Emilia Greenleaf (Natalie Portman) is also coping with the death of her infant daughter right after she married an attorney at her firm — Jack (Scott Cohen, below) — who left his first wife, Carolyne (Lisa Kudrow), for the younger woman.

Online you can find some pretty vile chat room assessments of this movie that say Emilia is a character beneath contempt — for “stealing” someone else’s husband — but the fresh thing about “The Other Woman” is the way that it doesn’t sugarcoat the challenge of juggling romantic relationships with family responsibilities.

Emilia is still so frozen by her grief that she can’t deal with her husband’s son, William (played by the amazing Charlie Tahan, above), in a clear-headed manner, and the boy is so angry about what his father did that he pushes Emilia’s buttons in a very nasty way (in one scene, the kid suggests his stepmother sell her dead baby’s unused stroller and crib on eBay).

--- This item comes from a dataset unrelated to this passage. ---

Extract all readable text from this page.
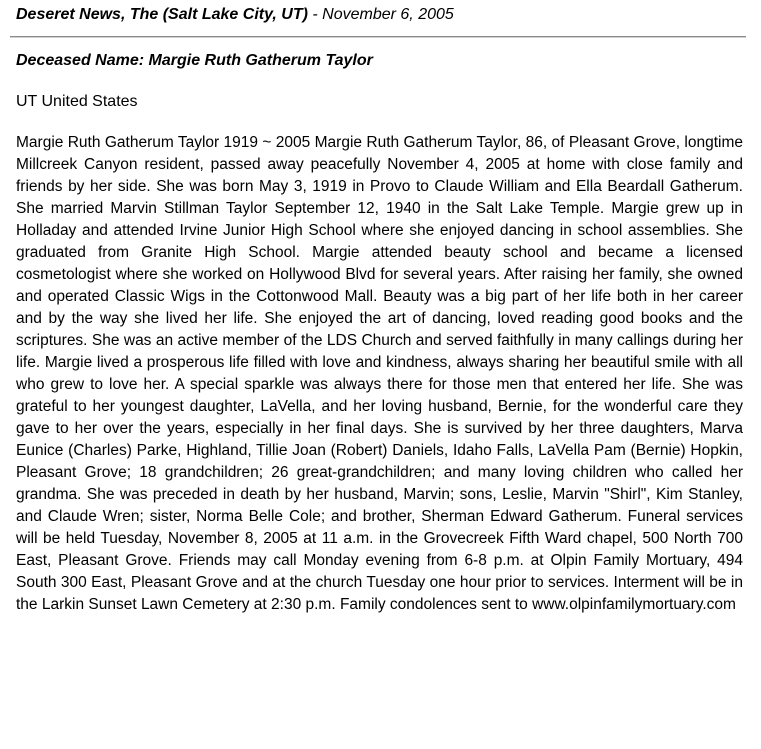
Deseret News, The (Salt Lake City, UT) - November 6, 2005
Deceased Name: Margie Ruth Gatherum Taylor
UT United States

Margie Ruth Gatherum Taylor 1919 ~ 2005 Margie Ruth Gatherum Taylor, 86, of Pleasant Grove, longtime Millcreek Canyon resident, passed away peacefully November 4, 2005 at home with close family and friends by her side. She was born May 3, 1919 in Provo to Claude William and Ella Beardall Gatherum. She married Marvin Stillman Taylor September 12, 1940 in the Salt Lake Temple. Margie grew up in Holladay and attended Irvine Junior High School where she enjoyed dancing in school assemblies. She graduated from Granite High School. Margie attended beauty school and became a licensed cosmetologist where she worked on Hollywood Blvd for several years. After raising her family, she owned and operated Classic Wigs in the Cottonwood Mall. Beauty was a big part of her life both in her career and by the way she lived her life. She enjoyed the art of dancing, loved reading good books and the scriptures. She was an active member of the LDS Church and served faithfully in many callings during her life. Margie lived a prosperous life filled with love and kindness, always sharing her beautiful smile with all who grew to love her. A special sparkle was always there for those men that entered her life. She was grateful to her youngest daughter, LaVella, and her loving husband, Bernie, for the wonderful care they gave to her over the years, especially in her final days. She is survived by her three daughters, Marva Eunice (Charles) Parke, Highland, Tillie Joan (Robert) Daniels, Idaho Falls, LaVella Pam (Bernie) Hopkin, Pleasant Grove; 18 grandchildren; 26 great-grandchildren; and many loving children who called her grandma. She was preceded in death by her husband, Marvin; sons, Leslie, Marvin "Shirl", Kim Stanley, and Claude Wren; sister, Norma Belle Cole; and brother, Sherman Edward Gatherum. Funeral services will be held Tuesday, November 8, 2005 at 11 a.m. in the Grovecreek Fifth Ward chapel, 500 North 700 East, Pleasant Grove. Friends may call Monday evening from 6-8 p.m. at Olpin Family Mortuary, 494 South 300 East, Pleasant Grove and at the church Tuesday one hour prior to services. Interment will be in the Larkin Sunset Lawn Cemetery at 2:30 p.m. Family condolences sent to www.olpinfamilymortuary.com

Jack’s ex is so furious about what happened to her marriage that she plants poisonous ideas in her son’s head (i.e. that under Jewish tradition, Emilia’s baby didn’t live long enough to count as a “real person”).

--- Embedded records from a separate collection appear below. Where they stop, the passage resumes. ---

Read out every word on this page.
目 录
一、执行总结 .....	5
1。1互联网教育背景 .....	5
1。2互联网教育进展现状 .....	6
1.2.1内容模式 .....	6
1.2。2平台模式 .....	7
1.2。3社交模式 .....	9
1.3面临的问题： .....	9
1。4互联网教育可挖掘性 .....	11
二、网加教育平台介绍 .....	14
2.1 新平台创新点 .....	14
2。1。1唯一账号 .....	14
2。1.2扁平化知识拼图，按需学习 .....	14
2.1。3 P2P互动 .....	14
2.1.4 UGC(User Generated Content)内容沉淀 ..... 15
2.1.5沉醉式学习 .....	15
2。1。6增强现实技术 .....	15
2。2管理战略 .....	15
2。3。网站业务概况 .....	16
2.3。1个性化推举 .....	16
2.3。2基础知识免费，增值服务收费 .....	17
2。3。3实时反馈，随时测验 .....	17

The abrasive relationships are depicted so unflinchingly that it is easy to understand why some reviewers have been put off by the movie, but I admire the way Roos captures a messy, painful situation and then shows us how the characters muddle through it.

Portman gives another remarkable performance — on a par with her work in “Black Swan” — as an angry woman who only earns our sympathy after long scenes in which she seems to be sabotaging herself and her marriage.

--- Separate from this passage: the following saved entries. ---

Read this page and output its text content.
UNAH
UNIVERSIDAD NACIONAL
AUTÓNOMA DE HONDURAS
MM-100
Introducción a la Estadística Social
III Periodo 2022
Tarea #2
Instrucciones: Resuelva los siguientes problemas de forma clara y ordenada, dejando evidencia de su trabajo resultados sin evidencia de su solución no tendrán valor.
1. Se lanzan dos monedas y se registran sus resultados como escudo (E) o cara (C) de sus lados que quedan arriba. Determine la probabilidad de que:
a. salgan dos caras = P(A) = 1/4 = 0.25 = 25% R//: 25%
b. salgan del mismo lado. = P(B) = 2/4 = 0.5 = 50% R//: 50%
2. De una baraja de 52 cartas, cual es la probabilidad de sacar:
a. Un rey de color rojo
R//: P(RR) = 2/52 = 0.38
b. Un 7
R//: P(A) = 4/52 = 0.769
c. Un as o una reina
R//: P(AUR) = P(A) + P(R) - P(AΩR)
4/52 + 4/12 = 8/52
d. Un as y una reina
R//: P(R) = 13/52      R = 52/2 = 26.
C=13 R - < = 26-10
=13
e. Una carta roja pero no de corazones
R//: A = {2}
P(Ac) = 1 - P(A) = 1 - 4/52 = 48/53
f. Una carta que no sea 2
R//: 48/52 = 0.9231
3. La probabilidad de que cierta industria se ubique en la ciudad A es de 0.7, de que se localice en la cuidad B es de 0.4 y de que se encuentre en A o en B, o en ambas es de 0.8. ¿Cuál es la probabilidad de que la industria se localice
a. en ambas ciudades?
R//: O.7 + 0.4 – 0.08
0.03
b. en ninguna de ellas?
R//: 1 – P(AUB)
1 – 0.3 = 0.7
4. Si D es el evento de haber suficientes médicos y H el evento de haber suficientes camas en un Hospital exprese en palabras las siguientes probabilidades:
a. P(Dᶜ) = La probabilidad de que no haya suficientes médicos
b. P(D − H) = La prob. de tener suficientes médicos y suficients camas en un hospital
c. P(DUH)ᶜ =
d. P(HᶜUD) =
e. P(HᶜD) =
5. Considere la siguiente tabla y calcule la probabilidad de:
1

“The Other Woman” shows us how tragedies don’t arrive singly — and on schedule — in life.

You don’t necessarily have a chance to process one trauma before another erupts — in fact, in my experience, family crises explode in shocking clusters (with those who are closest to you not always behaving the way you expect them to in the face of disaster).

Roos deserves kudos for producing a mainstream film about contemporary family life that has genuine emotional complexity.

(“The Other Woman” is currently available as an On Demand selection from Sundance Selects.)